Server-Side Template Injection (SSTI) is an attack that allows an attacker to inject malicious input into a templating engine, leading to code execution on the server. While this vulnerability can be quite impactful, understanding and exploiting it requires a good understanding of templating engines and how they work.
What is Server-Side Template Injection?
Template engines are often used in web applications to generate dynamic HTML responses. They allow us to embed variables within HTML templates, which get filled in with real values when the page is rendered. SSTI occurs when an attacker can control some or all of these template variables, potentially leading to code execution on the server.
A Simple SSTI Scenario:
- Imagine a web application that allows users to send customized e-greeting cards. The message from one user to another might be “Happy Birthday {{username}}!” where “username” is a variable taken from user input.
- An attacker uses the payload “{{4 * 4}}” and, instead of seeing the input rendered as text, they see “16” on the e-greeting card. This indicates that the server is evaluating the input using a template engine.

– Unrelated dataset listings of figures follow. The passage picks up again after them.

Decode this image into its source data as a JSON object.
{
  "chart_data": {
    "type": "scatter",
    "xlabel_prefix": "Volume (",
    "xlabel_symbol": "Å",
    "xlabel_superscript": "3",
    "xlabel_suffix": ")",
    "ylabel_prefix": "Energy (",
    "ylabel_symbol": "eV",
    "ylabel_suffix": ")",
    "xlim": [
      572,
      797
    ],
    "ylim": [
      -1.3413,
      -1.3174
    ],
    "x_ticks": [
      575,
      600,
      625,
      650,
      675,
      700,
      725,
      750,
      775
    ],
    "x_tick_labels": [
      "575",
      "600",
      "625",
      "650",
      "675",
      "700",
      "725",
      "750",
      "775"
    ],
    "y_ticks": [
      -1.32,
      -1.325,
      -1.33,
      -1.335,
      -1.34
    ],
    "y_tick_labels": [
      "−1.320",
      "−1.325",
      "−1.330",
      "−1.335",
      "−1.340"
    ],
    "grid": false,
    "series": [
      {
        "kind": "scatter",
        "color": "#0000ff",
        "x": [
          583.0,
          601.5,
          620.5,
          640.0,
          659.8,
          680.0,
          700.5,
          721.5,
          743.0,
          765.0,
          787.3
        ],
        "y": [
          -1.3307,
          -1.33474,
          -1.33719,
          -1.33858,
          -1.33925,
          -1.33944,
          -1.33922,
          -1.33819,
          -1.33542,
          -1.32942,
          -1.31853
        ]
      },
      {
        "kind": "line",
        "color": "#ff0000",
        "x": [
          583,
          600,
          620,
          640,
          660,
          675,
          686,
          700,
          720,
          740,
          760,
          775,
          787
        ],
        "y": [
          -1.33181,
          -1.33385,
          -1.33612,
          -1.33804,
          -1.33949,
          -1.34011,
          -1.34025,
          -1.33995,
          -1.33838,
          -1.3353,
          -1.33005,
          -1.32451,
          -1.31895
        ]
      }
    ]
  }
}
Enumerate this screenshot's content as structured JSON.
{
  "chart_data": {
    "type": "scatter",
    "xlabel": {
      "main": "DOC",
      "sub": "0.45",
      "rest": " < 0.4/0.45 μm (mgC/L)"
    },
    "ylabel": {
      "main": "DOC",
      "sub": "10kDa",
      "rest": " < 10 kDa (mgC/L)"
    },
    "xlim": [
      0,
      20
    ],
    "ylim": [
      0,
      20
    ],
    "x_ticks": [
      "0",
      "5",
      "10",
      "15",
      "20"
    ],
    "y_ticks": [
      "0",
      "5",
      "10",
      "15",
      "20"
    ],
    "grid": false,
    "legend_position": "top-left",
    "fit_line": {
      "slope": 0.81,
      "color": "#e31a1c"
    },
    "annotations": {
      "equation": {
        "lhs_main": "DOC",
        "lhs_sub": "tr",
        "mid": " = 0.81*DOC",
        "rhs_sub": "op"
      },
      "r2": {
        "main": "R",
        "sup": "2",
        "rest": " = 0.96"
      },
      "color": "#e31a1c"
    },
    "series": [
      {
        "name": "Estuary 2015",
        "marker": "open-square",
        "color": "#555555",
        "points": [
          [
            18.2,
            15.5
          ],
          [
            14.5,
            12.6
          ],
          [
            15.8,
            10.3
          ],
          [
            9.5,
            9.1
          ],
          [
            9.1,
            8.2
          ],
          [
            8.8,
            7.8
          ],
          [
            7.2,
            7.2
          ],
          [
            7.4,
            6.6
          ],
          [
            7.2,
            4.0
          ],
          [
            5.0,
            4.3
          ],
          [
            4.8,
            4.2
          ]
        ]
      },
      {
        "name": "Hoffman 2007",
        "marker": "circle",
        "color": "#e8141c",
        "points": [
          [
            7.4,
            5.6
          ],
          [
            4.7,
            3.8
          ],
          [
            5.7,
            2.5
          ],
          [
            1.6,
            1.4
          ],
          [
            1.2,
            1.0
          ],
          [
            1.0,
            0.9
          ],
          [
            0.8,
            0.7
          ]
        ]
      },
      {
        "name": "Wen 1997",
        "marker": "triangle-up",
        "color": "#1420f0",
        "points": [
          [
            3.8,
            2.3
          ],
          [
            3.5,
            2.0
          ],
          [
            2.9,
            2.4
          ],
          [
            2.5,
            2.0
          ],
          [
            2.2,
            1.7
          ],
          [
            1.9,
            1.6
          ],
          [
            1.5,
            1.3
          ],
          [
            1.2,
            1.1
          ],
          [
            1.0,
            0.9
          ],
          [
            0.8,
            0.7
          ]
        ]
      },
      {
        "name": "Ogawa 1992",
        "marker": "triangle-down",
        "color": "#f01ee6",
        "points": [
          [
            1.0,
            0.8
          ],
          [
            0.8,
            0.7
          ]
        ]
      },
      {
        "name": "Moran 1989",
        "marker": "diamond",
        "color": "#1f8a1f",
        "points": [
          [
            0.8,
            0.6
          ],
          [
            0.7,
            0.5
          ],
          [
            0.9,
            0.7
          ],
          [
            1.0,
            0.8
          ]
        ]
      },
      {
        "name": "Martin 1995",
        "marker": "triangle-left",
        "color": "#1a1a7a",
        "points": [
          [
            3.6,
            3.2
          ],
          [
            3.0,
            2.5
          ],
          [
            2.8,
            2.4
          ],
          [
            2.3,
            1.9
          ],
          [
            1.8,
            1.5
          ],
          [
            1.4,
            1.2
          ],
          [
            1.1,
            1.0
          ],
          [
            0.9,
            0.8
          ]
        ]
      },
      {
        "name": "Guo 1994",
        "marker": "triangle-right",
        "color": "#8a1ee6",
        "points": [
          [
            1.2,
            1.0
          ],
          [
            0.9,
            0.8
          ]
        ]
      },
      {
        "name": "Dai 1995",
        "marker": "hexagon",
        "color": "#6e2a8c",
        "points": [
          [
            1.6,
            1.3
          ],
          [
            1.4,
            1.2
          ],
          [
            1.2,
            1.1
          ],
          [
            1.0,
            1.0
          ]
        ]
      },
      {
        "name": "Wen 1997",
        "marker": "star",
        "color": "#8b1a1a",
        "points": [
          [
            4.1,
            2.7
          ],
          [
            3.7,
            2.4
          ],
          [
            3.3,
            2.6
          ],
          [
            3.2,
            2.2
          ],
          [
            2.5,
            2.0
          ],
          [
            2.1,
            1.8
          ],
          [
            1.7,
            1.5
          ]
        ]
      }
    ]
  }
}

- The attacker can now try to exploit this behavior further by using the templating syntax to make the server reveal more information or execute commands
There are many reported cases of SSTI similar to this simple scenario, such as this SSTI in rider.uber.com.
Common Payloads for SSTI:
First, we can use basic evaluations: As demonstrated above, try maths calculations like:
* `{{4*4}}`
* `{{7+3}}`
Second we can try to retrieve application classes or objects:
* `{{ ”.__class__ }}`
* `{{ ”.__class__.__mro__ }}`
We can also look to read Files from the server:
* `{{ ‘/etc/passwd’ | read }}`
* `{{ ‘file:///etc/passwd’ | urlize }}`
And finally, often we can execute system commands:
* `{{ ‘ls’ | shell_exec }}`
* `{{ ‘id’ | system }}`
The syntax of these can vary depending on the templating engine in use, and part of exploiting SSTI will verifying this. For a list of other potential payoloads to explore, the PayloadsAllTheThings repository is worth exploring.
Detecting Server-Side Template Injection
The approach to detecting SSTI is similar to other injection attacks. We need to find points of input, fuzz, and then review the results. Below are the high level steps to acieve this.
- Identify potential points of input: We begin by identifying where user input is being reflected in the server’s response. For example, this could be search boxes, URL parameters, form fields, etc.
- Fuzz with teamplting syntax: Use common template syntax or characters for input, such as `{{` or `{%%}`. If the server responds differently to these inputs (either with an error, by executing the template command, or by reflecting the input differently), it may be vulnerable. It’s crutial here to pay attention to the application behaviour.
- Test built-in functions: Many template engines provide built-in functions or filters. For example, injecting `{{ ‘test’ | length }}` might return `4` if the server is evaluating it as a template.
- Stay on the lookout for error messages: A server error after inputting template syntax might indicate an improper handling of user input and a potential SSTI vulnerability. However, not all errors mean the application is vulnerable, and not all SSTI vulnerabilities will produce errors so ensure you verify your findings.
- Deplayed responses: Just line in blind sqli attacks, some SSTI payloads can cause deliberate delays. If the server’s response is delayed after sending such a payload, this is a good indicator of vulnerability.
Wrapping up
Server-Side Template Injection can be a high-severity vulnerability, potentially leading to full server compromise. However, exploiting it requires a nuanced understanding of different template engines and their quirks. Whether you’re a developer or a pentester, understanding SSTI is essential. Developers must be aware of this vulnerability to prevent it, while pentesters should know how to detect and exploit it to ensure the applications they test are secure.